Prove: $\Phi^{-1}(e_2)$ is a subgroup of $G_1$, where $e_2$ is the unit element of $G_2$. [closed]

Suppose $(G_1, \circ)$ and $(G_2, *)$ are both groups:

$\Phi: G1\to G2$, $\Phi$ is surjective and $\forall a,b \in G_1$ has:

$$\Phi(a\circ b)= \Phi(a)* \Phi(b)$$

Prove: $\Phi^{-1}(e_2)$ is a subgroup of $G_1$, where $e_2$ is the unit element of $G_2$.


Solution 1:

$\phi : G_1 \to G_2 $ be an homomorphism.

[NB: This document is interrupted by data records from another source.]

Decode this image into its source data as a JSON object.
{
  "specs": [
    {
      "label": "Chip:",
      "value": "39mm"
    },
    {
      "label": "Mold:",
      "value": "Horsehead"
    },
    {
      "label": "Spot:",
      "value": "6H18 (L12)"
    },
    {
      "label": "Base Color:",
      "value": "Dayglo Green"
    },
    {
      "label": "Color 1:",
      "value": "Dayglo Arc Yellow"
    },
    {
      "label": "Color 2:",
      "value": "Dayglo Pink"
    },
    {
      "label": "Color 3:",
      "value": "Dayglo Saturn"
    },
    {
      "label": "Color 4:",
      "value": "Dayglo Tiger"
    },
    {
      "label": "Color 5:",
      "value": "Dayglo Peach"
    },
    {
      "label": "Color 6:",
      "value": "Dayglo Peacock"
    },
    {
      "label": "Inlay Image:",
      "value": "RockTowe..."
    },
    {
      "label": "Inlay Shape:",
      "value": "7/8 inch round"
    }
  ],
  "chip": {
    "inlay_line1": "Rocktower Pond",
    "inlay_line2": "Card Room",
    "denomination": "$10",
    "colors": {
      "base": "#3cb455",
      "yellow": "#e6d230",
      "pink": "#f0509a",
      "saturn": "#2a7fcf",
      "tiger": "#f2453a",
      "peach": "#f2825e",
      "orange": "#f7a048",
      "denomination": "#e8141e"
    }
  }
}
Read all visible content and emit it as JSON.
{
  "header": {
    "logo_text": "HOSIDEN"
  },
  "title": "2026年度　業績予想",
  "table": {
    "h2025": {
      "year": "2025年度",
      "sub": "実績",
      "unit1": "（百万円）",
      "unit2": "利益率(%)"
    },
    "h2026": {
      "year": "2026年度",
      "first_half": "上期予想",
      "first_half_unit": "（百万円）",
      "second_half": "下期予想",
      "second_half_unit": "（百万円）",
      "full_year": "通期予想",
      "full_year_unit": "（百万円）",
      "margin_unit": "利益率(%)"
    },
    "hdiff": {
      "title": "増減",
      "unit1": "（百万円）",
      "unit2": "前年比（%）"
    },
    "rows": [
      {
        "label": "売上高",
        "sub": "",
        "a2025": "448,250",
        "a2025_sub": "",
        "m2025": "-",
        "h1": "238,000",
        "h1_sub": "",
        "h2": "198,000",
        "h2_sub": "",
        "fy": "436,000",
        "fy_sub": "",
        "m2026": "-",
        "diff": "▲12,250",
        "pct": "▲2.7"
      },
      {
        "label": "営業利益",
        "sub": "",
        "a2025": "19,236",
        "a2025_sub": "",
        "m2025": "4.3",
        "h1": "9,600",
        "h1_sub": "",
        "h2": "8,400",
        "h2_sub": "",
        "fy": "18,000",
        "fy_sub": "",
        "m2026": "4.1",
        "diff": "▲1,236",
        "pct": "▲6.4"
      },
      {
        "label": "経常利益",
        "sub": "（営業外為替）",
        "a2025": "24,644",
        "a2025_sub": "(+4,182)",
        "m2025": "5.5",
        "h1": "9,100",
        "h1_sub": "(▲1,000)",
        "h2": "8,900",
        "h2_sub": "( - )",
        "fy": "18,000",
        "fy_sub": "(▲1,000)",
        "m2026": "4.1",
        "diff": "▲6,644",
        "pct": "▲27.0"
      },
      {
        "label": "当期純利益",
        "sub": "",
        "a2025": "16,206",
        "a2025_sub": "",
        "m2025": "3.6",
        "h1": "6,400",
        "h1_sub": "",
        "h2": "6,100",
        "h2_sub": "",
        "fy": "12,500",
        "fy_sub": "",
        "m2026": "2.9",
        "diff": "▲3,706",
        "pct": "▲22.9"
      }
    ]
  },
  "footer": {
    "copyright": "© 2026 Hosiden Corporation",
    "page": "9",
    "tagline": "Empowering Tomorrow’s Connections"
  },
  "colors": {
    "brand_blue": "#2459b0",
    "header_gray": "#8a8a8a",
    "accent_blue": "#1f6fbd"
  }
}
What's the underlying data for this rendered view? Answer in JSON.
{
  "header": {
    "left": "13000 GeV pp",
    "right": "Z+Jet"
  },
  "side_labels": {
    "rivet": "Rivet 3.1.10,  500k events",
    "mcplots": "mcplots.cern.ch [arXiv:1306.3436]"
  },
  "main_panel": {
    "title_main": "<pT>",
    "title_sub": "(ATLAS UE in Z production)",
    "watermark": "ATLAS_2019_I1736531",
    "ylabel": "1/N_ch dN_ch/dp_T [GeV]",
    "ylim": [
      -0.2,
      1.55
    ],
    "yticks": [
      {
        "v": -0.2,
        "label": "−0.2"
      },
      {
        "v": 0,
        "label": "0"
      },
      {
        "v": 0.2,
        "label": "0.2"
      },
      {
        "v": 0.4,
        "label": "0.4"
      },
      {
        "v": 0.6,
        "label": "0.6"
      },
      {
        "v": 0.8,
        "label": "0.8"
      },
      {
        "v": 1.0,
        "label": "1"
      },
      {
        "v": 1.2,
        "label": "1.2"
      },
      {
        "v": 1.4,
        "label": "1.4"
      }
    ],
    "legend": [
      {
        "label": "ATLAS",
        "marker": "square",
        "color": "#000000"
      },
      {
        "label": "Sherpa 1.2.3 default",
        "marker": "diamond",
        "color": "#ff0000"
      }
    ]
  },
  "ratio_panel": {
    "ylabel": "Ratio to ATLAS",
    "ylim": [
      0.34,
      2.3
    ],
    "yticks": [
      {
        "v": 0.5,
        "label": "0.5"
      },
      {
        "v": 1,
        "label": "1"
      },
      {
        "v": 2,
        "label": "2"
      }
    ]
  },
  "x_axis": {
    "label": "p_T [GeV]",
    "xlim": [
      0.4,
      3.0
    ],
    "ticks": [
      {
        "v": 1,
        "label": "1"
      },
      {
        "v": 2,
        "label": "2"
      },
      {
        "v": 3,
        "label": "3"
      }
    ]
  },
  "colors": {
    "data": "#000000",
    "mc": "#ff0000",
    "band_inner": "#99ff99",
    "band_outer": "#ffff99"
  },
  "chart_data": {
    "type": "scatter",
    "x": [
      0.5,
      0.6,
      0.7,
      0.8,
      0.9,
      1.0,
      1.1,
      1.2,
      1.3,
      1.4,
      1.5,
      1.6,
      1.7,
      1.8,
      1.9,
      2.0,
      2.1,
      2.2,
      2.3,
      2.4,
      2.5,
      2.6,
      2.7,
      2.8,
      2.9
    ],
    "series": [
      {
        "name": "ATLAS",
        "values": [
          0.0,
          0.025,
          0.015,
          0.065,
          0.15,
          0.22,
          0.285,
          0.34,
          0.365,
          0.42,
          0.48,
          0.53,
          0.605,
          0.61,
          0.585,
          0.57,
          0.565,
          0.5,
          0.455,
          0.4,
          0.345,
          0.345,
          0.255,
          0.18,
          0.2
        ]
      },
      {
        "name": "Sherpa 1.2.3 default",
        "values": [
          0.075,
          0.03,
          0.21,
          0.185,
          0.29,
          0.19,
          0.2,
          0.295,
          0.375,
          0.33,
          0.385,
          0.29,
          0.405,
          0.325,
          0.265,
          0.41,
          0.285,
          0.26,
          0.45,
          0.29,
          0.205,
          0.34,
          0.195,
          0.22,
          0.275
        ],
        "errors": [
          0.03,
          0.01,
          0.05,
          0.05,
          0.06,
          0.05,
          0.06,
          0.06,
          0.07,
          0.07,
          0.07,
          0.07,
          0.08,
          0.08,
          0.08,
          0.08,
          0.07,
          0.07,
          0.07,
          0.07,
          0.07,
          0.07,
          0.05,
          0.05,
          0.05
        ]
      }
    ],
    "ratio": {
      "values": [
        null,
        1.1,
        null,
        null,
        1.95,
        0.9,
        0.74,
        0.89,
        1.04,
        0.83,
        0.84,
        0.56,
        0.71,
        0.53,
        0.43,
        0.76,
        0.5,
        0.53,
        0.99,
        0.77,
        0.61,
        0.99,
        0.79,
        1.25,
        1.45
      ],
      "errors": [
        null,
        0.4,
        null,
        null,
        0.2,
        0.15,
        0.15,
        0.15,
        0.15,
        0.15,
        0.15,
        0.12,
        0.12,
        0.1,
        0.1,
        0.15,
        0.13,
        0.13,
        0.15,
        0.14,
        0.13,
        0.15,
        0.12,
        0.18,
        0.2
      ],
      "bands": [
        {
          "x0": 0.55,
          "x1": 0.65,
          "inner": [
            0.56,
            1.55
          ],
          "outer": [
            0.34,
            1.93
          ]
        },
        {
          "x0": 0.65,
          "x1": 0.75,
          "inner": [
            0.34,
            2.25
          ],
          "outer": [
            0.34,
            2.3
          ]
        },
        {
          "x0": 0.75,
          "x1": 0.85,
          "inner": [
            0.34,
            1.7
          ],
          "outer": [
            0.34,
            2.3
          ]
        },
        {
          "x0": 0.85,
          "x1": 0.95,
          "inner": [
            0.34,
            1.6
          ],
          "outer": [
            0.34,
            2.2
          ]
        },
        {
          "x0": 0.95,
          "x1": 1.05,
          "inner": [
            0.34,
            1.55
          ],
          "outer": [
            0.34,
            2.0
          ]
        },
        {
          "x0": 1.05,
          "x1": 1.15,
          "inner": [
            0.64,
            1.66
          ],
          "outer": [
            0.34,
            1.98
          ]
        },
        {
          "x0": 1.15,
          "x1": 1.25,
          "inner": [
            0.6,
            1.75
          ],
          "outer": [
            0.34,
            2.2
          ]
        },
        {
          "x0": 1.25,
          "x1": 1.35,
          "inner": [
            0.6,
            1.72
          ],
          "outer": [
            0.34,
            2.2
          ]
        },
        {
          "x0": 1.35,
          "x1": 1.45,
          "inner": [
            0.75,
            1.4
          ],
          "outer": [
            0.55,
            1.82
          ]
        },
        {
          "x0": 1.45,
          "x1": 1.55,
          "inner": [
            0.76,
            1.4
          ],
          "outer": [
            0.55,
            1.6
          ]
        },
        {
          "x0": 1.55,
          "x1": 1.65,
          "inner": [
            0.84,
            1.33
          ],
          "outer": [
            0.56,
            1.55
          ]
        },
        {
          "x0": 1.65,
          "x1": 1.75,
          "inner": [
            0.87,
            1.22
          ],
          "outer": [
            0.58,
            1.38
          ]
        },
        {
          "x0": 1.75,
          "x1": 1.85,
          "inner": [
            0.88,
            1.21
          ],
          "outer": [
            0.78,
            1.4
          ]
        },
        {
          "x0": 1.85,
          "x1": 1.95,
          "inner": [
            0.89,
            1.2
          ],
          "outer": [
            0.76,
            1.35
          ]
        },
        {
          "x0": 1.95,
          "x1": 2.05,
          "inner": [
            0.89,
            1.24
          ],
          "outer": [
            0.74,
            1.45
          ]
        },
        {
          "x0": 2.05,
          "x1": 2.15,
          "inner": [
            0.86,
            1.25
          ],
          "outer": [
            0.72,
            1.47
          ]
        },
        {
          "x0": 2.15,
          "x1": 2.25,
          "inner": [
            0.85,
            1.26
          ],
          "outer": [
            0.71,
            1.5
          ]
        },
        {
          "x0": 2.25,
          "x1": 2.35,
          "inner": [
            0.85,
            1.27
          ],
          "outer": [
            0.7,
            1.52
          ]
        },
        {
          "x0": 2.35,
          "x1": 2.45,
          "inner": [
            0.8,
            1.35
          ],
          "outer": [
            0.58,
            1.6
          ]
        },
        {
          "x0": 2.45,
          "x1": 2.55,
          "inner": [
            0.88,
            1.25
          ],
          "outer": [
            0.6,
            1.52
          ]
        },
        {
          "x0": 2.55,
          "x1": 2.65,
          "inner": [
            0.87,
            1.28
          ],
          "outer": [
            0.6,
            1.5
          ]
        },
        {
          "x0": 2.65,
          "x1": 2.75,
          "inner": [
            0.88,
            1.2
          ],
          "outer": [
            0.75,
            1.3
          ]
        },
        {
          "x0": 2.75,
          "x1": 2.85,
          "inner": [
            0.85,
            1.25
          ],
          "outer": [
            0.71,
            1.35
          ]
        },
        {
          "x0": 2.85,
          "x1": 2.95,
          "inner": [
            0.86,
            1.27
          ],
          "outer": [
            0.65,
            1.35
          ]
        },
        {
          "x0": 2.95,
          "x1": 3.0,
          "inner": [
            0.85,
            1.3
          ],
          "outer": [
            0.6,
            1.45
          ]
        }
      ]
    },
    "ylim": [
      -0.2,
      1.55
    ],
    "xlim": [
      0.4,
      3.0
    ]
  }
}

Then, \begin{align} \phi^{-1}(e_2)&=\{g\in G : \phi(g)\in \{e_2\} \} \\ &=Ker(\phi)\end{align}

To show, $Ker(\phi) \le G_1$

Choose, $a, b\in Ker(\phi) $

Then, $\phi(ab^{-1} ) = \phi(a)\phi(b)^{-1}=e_2$

Hence, $ab^{-1} \in Ker(\phi) $

This implies $\phi^{-1}(e_2) \le G_1$

Not only subgroup , it is a normal subgroup of $G_1$ and the proof is not difficult.

Note: $\phi $ need not be onto homomorphism to the above proof. Since, any homomorphism from $G_1$ to $G_2$ map $e_{G_1}$ to $e_{G_2}$.